[ClusterLabs] corosync.service (and sbd.service) are not stopper on pacemaker shutdown when corosync-qdevice is used
ZZhou at suse.com
Fri Aug 9 04:19:28 EDT 2019
On 8/9/19 3:39 PM, Jan Friesse wrote:
> Roger Zhou napsal(a):
>> On 8/9/19 2:27 PM, Roger Zhou wrote:
>>> On 7/29/19 12:24 AM, Andrei Borzenkov wrote:
>>>> corosync.service sets StopWhenUnneded=yes which normally stops it when
>>>> pacemaker is shut down.
>> One more thought,
>> Make sense to add "RefuseManualStop=true" to pacemaker.service?
>> The same for corosync-qdevice.service?
>> And "RefuseManualStart=true" to corosync.service?
> I would say short answer is no, but I would like to hear what is the
> main idea for this proposal.
It's more about out of box user experience to guide the users of the
most use cases in the field to manage the whole cluster stack in the
appropriate steps, namely:
- To start stack: systemctl start pacemaker corosync-qdevice
- To stop stack: systemctl stop corosync.service
and less error prone assumptions:
With "RefuseManualStop=true" to pacemaker.service, sometimes(if not often),
- it prevents the wrong assumption/wish/impression to stop the
whole cluster together with corosync
- it prevents users forget one more step to stop corosync indeed
- it prevents some ISV do create disruptive scripts only stop pacemaker
and forget others.
- Being rejected at the first place, then naturally guide users to run
`systemctl stop corosync.service`
And extends the same idea a little further to
- "RefuseManualStop=true" to corosync-qdevice.service
- and "RefuseManualStart=true" to corosync.service
Well, I do feel corosync* are less error prone as pacemaker in this regards.
>> @Jan, @Ken
>> What do you think?
>>> `systemctl stop corosync.service` is the right command to stop those
>>> cluster stack.
>>> It stops pacemaker and corosync-qdevice first, and stop SBD too.
>>> pacemaker.service: After=corosync.service
>>> corosync-qdevice.service: After=corosync.service
>>> sbd.service: PartOf=corosync.service
>>> On the reverse side, to start the cluster stack, use
>>> systemctl start pacemaker.service corosync-qdevice
>>> It is slightly confusing from the impression.
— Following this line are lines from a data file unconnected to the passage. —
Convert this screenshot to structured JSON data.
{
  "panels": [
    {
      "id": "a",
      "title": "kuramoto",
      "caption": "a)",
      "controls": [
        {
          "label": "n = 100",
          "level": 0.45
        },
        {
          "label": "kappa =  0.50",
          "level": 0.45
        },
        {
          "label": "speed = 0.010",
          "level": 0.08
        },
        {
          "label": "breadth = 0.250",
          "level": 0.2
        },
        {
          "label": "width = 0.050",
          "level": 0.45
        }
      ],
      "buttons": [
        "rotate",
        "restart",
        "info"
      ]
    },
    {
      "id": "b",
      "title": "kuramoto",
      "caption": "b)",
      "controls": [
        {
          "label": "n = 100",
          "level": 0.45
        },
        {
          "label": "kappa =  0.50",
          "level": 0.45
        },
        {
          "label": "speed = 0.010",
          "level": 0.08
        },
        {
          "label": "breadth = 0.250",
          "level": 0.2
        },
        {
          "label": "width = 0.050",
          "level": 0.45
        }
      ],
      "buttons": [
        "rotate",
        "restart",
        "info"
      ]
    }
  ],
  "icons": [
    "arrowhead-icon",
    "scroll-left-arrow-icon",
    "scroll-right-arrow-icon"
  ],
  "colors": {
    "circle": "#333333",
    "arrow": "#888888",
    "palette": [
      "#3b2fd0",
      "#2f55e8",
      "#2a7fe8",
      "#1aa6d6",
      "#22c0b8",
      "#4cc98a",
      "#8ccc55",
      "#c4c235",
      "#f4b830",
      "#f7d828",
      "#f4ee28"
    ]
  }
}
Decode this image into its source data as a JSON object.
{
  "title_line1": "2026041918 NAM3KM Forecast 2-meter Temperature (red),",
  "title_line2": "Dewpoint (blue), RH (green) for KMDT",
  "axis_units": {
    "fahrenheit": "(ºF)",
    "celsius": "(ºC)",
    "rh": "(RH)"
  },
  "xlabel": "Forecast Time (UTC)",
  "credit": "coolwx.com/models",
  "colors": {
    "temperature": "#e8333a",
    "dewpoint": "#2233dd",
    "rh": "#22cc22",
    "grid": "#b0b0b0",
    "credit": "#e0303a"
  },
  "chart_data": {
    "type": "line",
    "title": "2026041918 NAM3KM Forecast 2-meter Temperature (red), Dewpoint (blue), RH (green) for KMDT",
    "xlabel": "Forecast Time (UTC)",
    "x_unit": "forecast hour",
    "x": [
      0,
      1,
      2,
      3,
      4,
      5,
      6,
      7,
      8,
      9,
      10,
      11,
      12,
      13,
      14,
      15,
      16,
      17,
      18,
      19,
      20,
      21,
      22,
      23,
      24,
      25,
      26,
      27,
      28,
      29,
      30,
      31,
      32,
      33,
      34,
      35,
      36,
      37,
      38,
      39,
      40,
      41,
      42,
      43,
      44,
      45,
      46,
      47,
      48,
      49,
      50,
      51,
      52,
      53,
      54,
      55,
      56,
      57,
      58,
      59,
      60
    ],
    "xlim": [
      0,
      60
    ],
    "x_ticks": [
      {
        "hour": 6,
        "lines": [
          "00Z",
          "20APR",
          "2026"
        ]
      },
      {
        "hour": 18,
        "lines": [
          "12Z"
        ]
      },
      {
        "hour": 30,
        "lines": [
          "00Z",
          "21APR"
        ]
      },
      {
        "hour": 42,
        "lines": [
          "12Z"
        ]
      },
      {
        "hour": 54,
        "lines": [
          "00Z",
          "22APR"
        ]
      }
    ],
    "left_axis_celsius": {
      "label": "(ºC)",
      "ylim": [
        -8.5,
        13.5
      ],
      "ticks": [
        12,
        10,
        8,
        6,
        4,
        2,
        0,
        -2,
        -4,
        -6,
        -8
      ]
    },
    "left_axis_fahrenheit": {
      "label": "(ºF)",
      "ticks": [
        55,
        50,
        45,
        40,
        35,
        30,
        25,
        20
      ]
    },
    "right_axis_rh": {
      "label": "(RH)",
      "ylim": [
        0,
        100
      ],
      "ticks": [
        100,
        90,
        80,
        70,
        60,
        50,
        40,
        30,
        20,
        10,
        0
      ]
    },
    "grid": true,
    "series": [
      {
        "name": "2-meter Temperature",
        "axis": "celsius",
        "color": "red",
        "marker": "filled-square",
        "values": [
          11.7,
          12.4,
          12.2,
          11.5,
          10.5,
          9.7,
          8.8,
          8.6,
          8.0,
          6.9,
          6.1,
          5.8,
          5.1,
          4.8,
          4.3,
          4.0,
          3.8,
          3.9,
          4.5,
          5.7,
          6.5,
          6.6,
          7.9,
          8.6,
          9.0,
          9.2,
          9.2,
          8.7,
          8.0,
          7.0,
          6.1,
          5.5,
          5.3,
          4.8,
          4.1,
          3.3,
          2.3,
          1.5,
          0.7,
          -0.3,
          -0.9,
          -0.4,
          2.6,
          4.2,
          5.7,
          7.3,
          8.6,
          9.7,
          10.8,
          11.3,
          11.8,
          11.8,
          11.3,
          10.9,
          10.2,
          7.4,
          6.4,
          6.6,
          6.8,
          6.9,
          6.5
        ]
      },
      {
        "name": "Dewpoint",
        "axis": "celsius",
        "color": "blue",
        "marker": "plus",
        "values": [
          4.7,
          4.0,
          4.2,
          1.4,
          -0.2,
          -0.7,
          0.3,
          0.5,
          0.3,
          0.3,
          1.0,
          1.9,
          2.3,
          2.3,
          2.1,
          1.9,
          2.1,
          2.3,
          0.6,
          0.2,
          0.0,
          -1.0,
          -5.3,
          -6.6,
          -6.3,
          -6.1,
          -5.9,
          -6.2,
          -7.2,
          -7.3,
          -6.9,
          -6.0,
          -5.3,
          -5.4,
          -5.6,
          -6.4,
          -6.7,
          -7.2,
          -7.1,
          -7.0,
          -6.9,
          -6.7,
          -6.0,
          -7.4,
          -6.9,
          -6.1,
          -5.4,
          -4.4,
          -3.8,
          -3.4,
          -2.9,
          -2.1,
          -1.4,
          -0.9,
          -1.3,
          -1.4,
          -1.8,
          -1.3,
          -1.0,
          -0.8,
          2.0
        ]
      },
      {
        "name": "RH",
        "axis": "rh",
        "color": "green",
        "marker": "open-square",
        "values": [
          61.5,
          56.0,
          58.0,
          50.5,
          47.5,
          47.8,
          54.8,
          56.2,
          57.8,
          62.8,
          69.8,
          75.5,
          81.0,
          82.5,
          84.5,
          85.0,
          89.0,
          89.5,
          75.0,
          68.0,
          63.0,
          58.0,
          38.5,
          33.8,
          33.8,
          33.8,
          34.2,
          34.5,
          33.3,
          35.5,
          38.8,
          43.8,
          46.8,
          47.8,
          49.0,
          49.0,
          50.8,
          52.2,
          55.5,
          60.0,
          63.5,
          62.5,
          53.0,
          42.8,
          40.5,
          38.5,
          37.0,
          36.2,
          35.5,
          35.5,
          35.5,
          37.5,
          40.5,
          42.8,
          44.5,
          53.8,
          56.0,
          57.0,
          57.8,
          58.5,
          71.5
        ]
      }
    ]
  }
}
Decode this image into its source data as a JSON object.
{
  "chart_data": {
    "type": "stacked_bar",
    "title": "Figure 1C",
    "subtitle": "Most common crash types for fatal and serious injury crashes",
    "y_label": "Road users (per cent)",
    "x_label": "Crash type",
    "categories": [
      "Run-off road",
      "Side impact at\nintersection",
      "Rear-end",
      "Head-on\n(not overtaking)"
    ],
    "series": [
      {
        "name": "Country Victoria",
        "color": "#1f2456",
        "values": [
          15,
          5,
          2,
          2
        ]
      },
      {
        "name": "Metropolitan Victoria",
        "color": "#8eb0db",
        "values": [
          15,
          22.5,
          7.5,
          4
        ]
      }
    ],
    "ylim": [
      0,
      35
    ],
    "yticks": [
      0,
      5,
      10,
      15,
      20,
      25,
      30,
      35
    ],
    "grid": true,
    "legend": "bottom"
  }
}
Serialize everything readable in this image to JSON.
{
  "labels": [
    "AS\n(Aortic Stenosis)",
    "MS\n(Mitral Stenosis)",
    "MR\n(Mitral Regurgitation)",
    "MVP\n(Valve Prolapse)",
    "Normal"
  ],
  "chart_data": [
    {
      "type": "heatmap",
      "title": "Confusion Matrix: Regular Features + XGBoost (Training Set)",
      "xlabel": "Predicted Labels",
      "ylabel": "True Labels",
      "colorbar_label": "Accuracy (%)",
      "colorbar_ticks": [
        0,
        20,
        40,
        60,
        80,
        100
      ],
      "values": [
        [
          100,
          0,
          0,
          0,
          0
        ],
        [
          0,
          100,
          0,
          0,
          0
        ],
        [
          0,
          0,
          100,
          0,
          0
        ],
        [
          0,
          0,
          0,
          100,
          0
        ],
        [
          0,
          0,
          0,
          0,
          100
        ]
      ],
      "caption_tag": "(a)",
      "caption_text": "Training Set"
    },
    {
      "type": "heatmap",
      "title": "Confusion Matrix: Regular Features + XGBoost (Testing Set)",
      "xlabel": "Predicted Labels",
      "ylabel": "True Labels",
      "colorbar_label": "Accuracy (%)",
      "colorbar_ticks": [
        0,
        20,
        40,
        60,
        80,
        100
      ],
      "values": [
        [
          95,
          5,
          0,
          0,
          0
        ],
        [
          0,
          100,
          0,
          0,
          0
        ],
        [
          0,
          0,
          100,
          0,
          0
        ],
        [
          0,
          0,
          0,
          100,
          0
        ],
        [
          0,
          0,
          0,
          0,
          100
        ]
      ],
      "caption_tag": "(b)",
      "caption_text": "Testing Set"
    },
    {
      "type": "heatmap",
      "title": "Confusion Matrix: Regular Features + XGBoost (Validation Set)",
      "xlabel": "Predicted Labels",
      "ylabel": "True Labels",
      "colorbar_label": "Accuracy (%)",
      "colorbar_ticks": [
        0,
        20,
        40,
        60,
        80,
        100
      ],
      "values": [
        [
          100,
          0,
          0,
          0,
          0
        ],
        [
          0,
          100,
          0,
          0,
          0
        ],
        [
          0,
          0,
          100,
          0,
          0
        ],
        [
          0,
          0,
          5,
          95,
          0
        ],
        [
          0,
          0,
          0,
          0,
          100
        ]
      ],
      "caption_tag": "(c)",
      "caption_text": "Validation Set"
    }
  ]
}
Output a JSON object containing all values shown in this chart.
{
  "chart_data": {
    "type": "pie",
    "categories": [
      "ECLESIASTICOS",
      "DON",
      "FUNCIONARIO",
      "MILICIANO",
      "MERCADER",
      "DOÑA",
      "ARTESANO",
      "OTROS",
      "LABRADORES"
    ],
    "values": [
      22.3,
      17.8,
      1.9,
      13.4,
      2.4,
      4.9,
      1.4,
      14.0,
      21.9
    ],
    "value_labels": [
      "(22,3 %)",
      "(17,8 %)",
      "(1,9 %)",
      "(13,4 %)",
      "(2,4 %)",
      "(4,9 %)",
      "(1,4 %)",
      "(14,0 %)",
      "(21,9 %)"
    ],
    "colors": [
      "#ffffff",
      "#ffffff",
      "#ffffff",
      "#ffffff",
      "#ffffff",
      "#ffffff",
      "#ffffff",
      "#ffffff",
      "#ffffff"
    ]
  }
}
So, openSUSE uses the
>>> consistent commands as below:
>>> crm cluster start
>>> crm cluster stop
>>>> Unfortunately, corosync-qdevice.service declares
>>>> Requires=corosync.service and corosync-qdevice.service itself is *not*
>>>> stopped when pacemaker.service is stopped. Which means corosync.service
>>>> remains "needed" and is never stopped.
>>>> Also sbd.service (which is PartOf=corosync.service) remains running
>>>> as well.
>>>> The latter is really bad, as it means sbd watchdog can kick in at any
>>>> time when user believes cluster stack is safely stopped. In particular
>>>> if qnetd is not accessible (think network reconfiguration).